Why do you need to hold onto these feelings and why are you invested in not letting them go? Does it really help you to hold onto them? If so, what’s the payoff? How do you justify your anger? Are you proud of your actions? Does it honor the person that you strive to be?
While there may appear to be benefits, usually the cost to your relationships is far greater. Be honest with yourself. How does holding on and being resentful adversely affect you as a person? What will happen if you let go of this heavy load? What will happen if you re-enter the circle, once again try harder, today, for you, for your relationship and for others you care about?
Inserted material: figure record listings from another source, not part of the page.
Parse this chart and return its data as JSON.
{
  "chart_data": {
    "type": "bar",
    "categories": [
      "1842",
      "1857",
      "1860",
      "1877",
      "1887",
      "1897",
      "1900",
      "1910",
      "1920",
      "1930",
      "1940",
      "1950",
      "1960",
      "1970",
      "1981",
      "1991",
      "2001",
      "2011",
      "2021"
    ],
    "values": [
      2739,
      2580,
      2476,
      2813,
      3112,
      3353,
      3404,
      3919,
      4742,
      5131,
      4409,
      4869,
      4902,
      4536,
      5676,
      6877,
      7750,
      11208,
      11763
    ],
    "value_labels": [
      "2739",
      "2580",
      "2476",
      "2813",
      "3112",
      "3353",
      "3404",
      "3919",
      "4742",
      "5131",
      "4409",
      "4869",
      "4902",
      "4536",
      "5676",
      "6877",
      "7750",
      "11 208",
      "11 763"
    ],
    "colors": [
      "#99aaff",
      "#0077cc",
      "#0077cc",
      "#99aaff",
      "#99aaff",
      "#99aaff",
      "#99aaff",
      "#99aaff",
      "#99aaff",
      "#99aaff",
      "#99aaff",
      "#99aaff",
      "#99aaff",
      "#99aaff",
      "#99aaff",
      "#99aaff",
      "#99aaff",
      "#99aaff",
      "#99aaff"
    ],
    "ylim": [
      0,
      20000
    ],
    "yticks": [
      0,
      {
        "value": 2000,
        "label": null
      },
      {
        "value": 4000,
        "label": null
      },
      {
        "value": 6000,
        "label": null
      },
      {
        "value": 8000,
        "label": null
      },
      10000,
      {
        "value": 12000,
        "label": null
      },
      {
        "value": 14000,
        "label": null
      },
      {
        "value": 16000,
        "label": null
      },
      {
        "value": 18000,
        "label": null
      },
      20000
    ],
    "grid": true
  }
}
Good relationships require hard work and change on your part. This involves noticing the good in others and not passing judgement even when you’re in pain and that seems difficult, if not impossible. It requires judging others favorably even when you feel they are wrong, being more respectful and more sensitive to their needs when you may not agree with them. It is never easy to look outside your own value system and recognize that others may do something differently even when you think that your way is the best.
HERE ARE a few strategies for trying not to judge others, practice forgiveness and work toward reconciliation in your relationships.
Never respond in the moment. Take a step back and ask yourself how you would like to be judged in the same situation.
Open up your ears and your heart to listen and hear what someone has to say. There is always another side to a story and it may differ from yours. That can be okay.
Engage in conversation. Find out how others are feeling. Try and understand why they responded as they did.
Can you make space for those with differing viewpoints and values, instead of labelling “others,” rather seeing the person underneath?
When you are having a hard time forgiving your partner or family member, don’t forget to ask yourself how long you’d like to stay angry with them. Hours? Days? Years? Now’s the perfect moment to seek reconciliation.
In the same way that you would treat your best friend with kindness, learn to look at yourself as a human who sometimes errs. Allow yourself not to have to be perfect and you will be happier.
Forgiveness goes hand in hand with gratitude for all that you have in your life. What are you grateful for?
The more violence and ugliness you experience in your world, the more you have to give of yourself to “do good.” You can show others that there is a better way by providing hope and in reaching out to others with love.
Real forgiveness is refusing to hold onto your ill will even when that’s extremely difficult to do. Letting go of the grudges and resentments, the righteous indignation, the ill will and your need to punish the other person for their actions frees up your energy to move on, past the pain. This empowers you and allows you to heal. The past is behind you and can’t be changed, but you can create a better future. Life is short and you never know what tomorrow may bring. Do you really want to go to bed angry or close the door without trying to work things out? Now as the holidays are at your doorstep, are there people who you want to reach out to, relationships that you want to work on and a hand that you want to extend to bring important people back into your life? If so, decide what you want your relationships to look like and then work at achieving that vision.
The writer is a licensed clinical psychologist in private practice in Ra’anana, and author of Life’s Journey: Exploring Relationships – Resolving Conflicts. She has written about psychology in The Jerusalem Post since 2000.